Ci sono state manifestazioni pubbliche, e incontri con la Provincia e con il sindaco di Santo Stefano di Sessanio. Il Parco, che dovrebbe tutelare il diritto di godere dei suoi magnifici paesaggi, si comporta come se la vicenda delle strade non fosse affar suo. Invece il presidente Tommaso Navarra e il direttore Alfonso Calzolaio dovrebbero essere i primi a difendere i diritti dei loro visitatori e degli operatori di turismo ambientale. 

Nel weekend dell’11 e 12 gennaio, Dino Montefusco ha deciso di aprire comunque. “Ho spiegato sui social che ci volevano due ore a piedi, qualche decina di escursionisti è venuta a trovarmi. Intorno al rifugio il paesaggio è primaverile, sulla strada non c’è assolutamente neve. La mia è stata una testimonianza, una protesta non violenta”.

Un episodio di un mese fa sottolinea quanto la chiusura indiscriminata sia assurda. L’11 dicembre, per consentire a una troupe di girare uno spot pubblicitario, la strada di Campo Imperatore è stata prontamente aperta dai mezzi della Provincia (o ex-Provincia) dell’Aquila. Ma se pulire è possibile, perché non lo si fa anche per gli escursionisti, e per consentire a Dino Montefusco e ad altri imprenditori di lavorare?          

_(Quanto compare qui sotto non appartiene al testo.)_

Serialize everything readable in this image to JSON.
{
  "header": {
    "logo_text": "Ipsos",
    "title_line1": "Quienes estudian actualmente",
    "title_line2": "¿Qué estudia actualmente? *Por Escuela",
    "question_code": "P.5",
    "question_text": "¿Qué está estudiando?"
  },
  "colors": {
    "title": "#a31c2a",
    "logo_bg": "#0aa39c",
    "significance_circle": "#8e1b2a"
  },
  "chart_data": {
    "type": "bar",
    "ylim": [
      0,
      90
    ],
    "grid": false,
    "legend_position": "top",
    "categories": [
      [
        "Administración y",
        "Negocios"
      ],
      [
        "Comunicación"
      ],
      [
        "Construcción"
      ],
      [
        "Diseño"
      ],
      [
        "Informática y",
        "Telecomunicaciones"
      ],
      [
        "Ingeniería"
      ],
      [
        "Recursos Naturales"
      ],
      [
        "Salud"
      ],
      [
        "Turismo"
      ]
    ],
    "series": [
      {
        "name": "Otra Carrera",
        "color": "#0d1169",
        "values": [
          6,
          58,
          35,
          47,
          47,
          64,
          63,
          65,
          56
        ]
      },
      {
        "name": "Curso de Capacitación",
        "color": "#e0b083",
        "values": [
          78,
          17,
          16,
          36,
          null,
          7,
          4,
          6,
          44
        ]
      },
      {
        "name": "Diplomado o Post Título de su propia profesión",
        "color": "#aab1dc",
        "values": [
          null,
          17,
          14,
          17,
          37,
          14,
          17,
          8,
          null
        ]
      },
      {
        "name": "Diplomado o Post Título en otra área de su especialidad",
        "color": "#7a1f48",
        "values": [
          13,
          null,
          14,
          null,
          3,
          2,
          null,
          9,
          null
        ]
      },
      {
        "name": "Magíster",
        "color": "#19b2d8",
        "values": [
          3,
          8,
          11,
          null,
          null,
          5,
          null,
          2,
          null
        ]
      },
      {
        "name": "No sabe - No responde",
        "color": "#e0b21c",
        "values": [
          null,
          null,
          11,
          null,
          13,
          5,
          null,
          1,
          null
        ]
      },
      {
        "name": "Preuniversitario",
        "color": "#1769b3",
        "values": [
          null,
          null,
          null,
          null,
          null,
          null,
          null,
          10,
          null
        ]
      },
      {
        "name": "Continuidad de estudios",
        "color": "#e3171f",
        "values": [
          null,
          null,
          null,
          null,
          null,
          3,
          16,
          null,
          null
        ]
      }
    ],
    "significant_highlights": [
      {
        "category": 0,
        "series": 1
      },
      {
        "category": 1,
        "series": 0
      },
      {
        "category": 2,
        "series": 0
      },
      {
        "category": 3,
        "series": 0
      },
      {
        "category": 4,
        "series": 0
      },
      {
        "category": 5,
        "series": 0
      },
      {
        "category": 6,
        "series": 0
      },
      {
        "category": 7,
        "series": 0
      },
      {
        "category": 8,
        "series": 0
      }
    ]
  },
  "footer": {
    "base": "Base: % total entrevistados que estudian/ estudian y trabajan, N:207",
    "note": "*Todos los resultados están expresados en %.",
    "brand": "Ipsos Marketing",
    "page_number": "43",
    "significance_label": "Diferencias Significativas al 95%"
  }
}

La forza economica dell’azienda che ha prodotto lo spot ha sbriciolato la politica e l’ha piegata fino al servilismo. Un Nuovo Dominio Provinciale si abbatte sulle popolazioni delle montagne, prive di potere economico e politico.” commenta Stefano Cardelli, imprenditore turistico, tra gli animatori delle proteste degli anni scorsi. 

Sulla Majella, il secondo massiccio dell’Appennino, la chiusura di un’altra strada rischia di uccidere un altro dei pochi rifugi d’Abruzzo. Il Pomilio, 1890 metri di quota, sorge sul crinale della Majelletta, all’inizio dei lunghi sentieri verso il Monte Amaro e le altre cime. D’inverno, nella zona, funzionano skilift e piste da sci, per le quali la Regione Abruzzo ha stanziato da poco 30 milioni di euro. Pochi anni fa il CAI di Chieti, proprietario del rifugio, lo ha ristrutturato con un investimento importante. Da qualche settimana, senza interpellare nessuno, la Provincia di Chieti ne ha invece decretato la morte. 

Per anni la strada che sale al rifugio è stata gestita dal Parco Nazionale della Majella. Dal 1 gennaio il tracciato è passato alla Provincia di Chieti, che lo ha immediatamente sbarrato con dei blocchi di cemento” spiega Roberto D’Emilio, che gestisce il rifugio insieme al figlio Francesco. All’inizio non c’era nemmeno lo spazio per far passare i mezzi di soccorso, poi uno dei blocchi di cemento è stato tolto. Ma accanto al rifugio non ci sono sorgenti, e la cisterna che ci rifornisce d’acqua da lì non passa. Per ora siamo aperti, ma fino a quando?”. 

D’inverno, al contrario che al Lago Racollo, la chiusura della strada alle auto private potrebbe avere un senso. La salita a piedi dal posteggio al rifugio, lungo la strada o per un viottolo battuto, richiede meno di un’ora, e il Pomilio lavora sia a pranzo sia la sera. D’inverno i clienti possono arrivare a piedi, ma noi dobbiamo poter utilizzare la strada” aggiunge Francesco D’Emilio. “Abbiamo comprato una motoslitta con rimorchio, per trasportare i clienti e i carichi. Ma nessuno ci ha dato un permesso, e quando saliamo al rifugio per lavorare siamo abusivi anche noi. I Carabinieri mi hanno invitato più di una volta a non salire, ma non mi hanno mai fatto un verbale. Si può andare avanti così?”. 

Sabato scorso a Fara San Martino, in un convegno dedicato alla chiusura del sentiero che attraversa le Gole, l’assessore regionale al turismo Mauro Febbo, ex-presidente della Provincia di Chieti, ha annunciato il suo impegno per far riaprire la strada della Majelletta. Ma i tempi della burocrazia sono lunghi, e il rifugio Pomilio, senza strada di appoggio e senz’acqua, rischia di chiudere in tempi brevi. Nella prossima estate, lo sbarramento della strada un’ora di cammino più in basso allontanerà gli escursionisti dai sentieri più amati del massiccio. Provincia e Regione, senza una vera opposizione del Parco, sembrano voler chiudere la Majella e buttare via la chiave.

L’Abruzzo, come scrivevamo tre anni fa, sembra ancora governato dalle spiagge. Accanto alle sbarre che uccidono i rifugi Lago Racollo e Pomilio manca soltanto un cartello con scritto “andate in Trentino!”.